Steps in Performing Cubital Tunnel Release Surgery

  1. Preoperative Preparation: The patient is positioned supine with the affected arm extended on an arm board. The area around the elbow is sterilized, and a tourniquet is applied to control bleeding.
  2. Incision: A skin incision is made along the medial aspect of the elbow, usually centered over the cubital tunnel.
  3. Exposure: The subcutaneous tissue is carefully dissected to expose the ulnar nerve. Care is taken to avoid injuring the nerve and surrounding structures.
  4. Decompression: For in-situ decompression, the Osborne's ligament is cut to enlarge the cubital tunnel. For transposition, the nerve is carefully mobilized and repositioned either subcutaneously, submuscularly, or intramuscularly.
  5. Closure: The surgical site is closed in layers, starting with the subcutaneous tissue and followed by the skin. A sterile dressing is applied.
  6. Postoperative Care: The patient is monitored in recovery, and instructions are provided for wound care and physical therapy.

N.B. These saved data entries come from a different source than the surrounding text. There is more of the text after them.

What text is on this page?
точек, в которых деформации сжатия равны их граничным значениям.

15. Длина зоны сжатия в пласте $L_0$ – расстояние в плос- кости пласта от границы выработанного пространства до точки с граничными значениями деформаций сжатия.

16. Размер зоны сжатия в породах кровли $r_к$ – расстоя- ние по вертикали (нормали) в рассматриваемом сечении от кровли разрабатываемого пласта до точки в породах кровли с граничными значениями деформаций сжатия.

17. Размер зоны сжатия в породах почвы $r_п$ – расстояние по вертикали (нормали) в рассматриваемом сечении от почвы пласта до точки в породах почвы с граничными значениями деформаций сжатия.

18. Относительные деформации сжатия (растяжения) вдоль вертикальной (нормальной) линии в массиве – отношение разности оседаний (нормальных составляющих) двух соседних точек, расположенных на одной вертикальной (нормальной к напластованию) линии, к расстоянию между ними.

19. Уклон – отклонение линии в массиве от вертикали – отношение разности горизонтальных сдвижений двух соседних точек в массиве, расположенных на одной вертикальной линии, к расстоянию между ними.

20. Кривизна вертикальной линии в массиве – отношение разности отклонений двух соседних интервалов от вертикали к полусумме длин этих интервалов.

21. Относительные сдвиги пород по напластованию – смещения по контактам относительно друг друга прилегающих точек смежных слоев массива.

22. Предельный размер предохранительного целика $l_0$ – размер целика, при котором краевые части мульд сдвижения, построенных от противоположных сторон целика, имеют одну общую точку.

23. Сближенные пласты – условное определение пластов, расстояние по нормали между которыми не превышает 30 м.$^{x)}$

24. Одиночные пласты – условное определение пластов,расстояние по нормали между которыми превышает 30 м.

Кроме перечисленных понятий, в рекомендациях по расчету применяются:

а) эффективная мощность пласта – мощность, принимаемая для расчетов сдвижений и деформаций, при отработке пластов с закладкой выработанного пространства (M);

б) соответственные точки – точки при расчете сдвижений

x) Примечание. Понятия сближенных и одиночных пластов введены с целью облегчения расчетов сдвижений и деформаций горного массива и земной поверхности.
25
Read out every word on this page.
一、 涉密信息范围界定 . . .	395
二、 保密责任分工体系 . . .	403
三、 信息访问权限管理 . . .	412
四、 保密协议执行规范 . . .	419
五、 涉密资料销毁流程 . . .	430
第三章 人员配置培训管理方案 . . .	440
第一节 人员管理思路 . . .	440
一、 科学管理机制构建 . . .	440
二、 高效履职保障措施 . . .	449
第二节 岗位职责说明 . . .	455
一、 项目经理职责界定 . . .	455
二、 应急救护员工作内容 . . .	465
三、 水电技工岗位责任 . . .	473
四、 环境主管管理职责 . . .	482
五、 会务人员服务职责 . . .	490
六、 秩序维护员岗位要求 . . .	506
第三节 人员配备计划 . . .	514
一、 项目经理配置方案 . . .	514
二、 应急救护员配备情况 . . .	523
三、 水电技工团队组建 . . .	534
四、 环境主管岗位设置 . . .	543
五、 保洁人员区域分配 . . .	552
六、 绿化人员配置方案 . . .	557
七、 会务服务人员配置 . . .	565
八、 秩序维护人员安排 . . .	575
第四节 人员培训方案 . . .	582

Benefits of Cubital Tunnel Release Surgery

  • Relief from Symptoms: The primary benefit is the alleviation of numbness, tingling, and pain.
  • Improved Function: Many patients experience improved hand and finger function post-surgery.
  • Minimally Invasive Option: Some techniques allow for smaller incisions and quicker recovery times.

Recovery and Results

Post-surgery, patients may need to wear a splint or brace to protect the elbow. Physical therapy is often recommended to restore strength and flexibility. Most patients see significant improvement within a few weeks to months.